How to easily run SQL queries against your org-mode spreadsheet.

background

a lawyer client approached me with a non-typical problem. his office renders services to a realestate purchase group in another country.

the group, consisting of a heterogenous investors, is subject to regulation that puts constraints on how the individual members investments are distributed across the multiple projects they finance.

a issue that emerged was the risk dispersion among members of the group in such a way that would not expose a single investor more than the rest of the group. this is done by striving to diversify the investment of each participant across as many objects as possible.

the law office then found it difficult to reliably predict & decide upon the optimal distribution of equity among its clients, the investors.

challenge

the client was eventually able to come up with an elaborate spreadsheet that calculated risk based on how equity was divided across objects. he couldn't, however, use that spreadsheet to iterate through all possible combinations with the purpose of finding the optimal one.

search

with a rather constrained budget, i realized that re-implementing his model in code would be way too labor intensive, and require constant maintenance in parallel to the spreadsheet, and thus not be acceptable.

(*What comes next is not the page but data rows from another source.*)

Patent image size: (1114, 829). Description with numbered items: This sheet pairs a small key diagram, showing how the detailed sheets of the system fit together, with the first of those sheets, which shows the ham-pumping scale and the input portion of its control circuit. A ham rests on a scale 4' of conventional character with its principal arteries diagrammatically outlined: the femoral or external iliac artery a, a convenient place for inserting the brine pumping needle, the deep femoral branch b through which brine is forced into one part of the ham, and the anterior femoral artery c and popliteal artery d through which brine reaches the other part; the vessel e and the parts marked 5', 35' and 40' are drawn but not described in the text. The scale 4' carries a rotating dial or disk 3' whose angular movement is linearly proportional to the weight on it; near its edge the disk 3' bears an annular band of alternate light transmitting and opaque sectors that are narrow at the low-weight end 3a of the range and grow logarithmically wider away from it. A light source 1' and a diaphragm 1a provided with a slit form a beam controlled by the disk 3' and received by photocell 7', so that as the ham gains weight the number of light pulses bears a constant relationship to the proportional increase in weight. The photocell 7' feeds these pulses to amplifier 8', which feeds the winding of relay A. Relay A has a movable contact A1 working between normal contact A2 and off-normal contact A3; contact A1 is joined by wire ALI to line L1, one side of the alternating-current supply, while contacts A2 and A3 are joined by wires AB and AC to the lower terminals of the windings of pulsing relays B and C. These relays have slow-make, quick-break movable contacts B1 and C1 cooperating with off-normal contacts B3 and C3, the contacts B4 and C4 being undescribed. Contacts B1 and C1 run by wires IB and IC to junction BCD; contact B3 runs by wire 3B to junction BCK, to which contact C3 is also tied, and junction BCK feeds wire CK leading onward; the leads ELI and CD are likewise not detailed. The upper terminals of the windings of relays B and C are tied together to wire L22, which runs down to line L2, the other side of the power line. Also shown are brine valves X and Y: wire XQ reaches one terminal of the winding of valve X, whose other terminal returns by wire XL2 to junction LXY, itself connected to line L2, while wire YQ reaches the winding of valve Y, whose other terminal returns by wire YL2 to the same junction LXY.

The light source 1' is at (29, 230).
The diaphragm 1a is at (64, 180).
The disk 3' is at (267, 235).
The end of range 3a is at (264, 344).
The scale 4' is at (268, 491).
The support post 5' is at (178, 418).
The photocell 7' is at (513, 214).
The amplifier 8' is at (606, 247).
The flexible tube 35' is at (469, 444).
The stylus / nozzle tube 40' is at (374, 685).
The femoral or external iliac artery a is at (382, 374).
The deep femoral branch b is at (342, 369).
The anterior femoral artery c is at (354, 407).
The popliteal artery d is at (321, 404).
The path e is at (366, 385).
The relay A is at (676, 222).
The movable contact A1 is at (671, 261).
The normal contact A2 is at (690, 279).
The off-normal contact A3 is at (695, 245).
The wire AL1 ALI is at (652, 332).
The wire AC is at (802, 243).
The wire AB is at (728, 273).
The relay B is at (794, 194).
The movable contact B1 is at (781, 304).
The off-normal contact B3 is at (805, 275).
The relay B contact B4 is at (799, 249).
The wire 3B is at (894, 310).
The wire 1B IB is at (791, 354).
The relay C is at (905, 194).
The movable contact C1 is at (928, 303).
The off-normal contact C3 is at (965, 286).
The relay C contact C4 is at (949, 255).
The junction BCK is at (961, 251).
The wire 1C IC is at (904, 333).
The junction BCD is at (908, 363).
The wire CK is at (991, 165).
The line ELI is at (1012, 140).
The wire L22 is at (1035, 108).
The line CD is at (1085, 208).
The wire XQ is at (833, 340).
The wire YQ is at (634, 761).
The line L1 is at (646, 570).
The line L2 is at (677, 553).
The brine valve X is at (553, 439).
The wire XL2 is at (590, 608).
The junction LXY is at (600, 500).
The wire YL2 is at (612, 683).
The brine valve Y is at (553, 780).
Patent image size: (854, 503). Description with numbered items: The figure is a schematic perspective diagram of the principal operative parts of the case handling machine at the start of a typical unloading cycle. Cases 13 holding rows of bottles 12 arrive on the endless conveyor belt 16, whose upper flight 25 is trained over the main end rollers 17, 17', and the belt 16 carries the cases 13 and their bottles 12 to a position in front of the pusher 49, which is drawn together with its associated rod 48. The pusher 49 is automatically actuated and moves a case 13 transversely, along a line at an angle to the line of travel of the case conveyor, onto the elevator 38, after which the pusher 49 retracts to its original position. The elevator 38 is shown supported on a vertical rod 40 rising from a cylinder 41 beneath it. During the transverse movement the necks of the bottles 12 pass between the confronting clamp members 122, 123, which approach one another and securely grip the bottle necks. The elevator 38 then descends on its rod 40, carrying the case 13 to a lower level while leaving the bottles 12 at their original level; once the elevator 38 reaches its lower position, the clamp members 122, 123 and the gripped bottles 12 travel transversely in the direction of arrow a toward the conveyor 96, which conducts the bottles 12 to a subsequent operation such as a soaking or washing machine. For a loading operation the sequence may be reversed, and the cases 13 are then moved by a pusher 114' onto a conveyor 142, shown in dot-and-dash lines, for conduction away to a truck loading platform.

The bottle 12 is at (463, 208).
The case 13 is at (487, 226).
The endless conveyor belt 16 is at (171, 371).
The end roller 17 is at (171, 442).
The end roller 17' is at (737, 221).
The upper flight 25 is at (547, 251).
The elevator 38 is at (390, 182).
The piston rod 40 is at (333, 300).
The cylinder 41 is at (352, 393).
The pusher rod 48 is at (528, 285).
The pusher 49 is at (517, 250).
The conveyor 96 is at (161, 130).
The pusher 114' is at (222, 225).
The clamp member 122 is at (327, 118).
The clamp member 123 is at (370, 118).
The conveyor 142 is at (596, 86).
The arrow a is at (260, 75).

i proceeded to look for an approach to programmatically compute the same spreadsheet after changing its input values an arbitrary amount of times. a solution was found in the form of pycel.

trouble

at this point, thinking that the tricky part is complete, i began looking at the amount of possible permutations to the sheet's input values. oops - it was a factorial of 30. the universe would end before brute-forcing so many permutations would complete.

seeking advice

i then consulted a few smarter colleagues. they all suggested, in one way or another that the only way to solve this would be by reformulating the problem. instead of using the client's spreadsheet as a black box, the algorithm needs to be understood and reimplemented in a way that is either more efficient to compute, or enables us to find the result mathematically.

as usual, i didn't take their advice. and this time for a good reason: it was beyond the scope of this project and the client's allocated budget.

a flawed but practical solution

upon consulting with the client, it was decided try & randomly generate as many permutations as possible, in order to get a "feel" for where the ballpark of the best result would be.

pycel invocation was significantly sped up by switching to pypy. from around 10 permutations per second, we went up to 30.

i then employed a shell script and xargs to launch a bunch of instances in parallel over my desktop machine's cores.

the speed went up to 330 permutations per second. leaving this for the night resulted in 5 million computed permutations, which, upon parsing, resulted in a single result significantly better than the rest in the same set.

epilogue

despite the fact that the result was not subject to mathematical validation

nor does it provide any guarantees about being the best, it is acceptable.

the client's spreadsheet is an approximative risk model

this makes the point of reaching a "perfect" solution rather moot.

we were able to reach a result that was verifiable by the client, using their own sheet, and providing a non-scientific, yet strong indication regaring the optimal way to distribute equity among the investors. and all in just 5 hours of work.

this problem stroke me as particularly interesting

due to the fact that it stands right on the crossroads between practicality and academia.

a satisfactory result was delivered

within a short timeframe and a low cost to the client thanks to an efficient & seamless integration into the client's workflow (microsoft excel), and the fact that everyone involved was pragmatic to quickly accept that a relatively large sample of random permutations was the best we could achieve.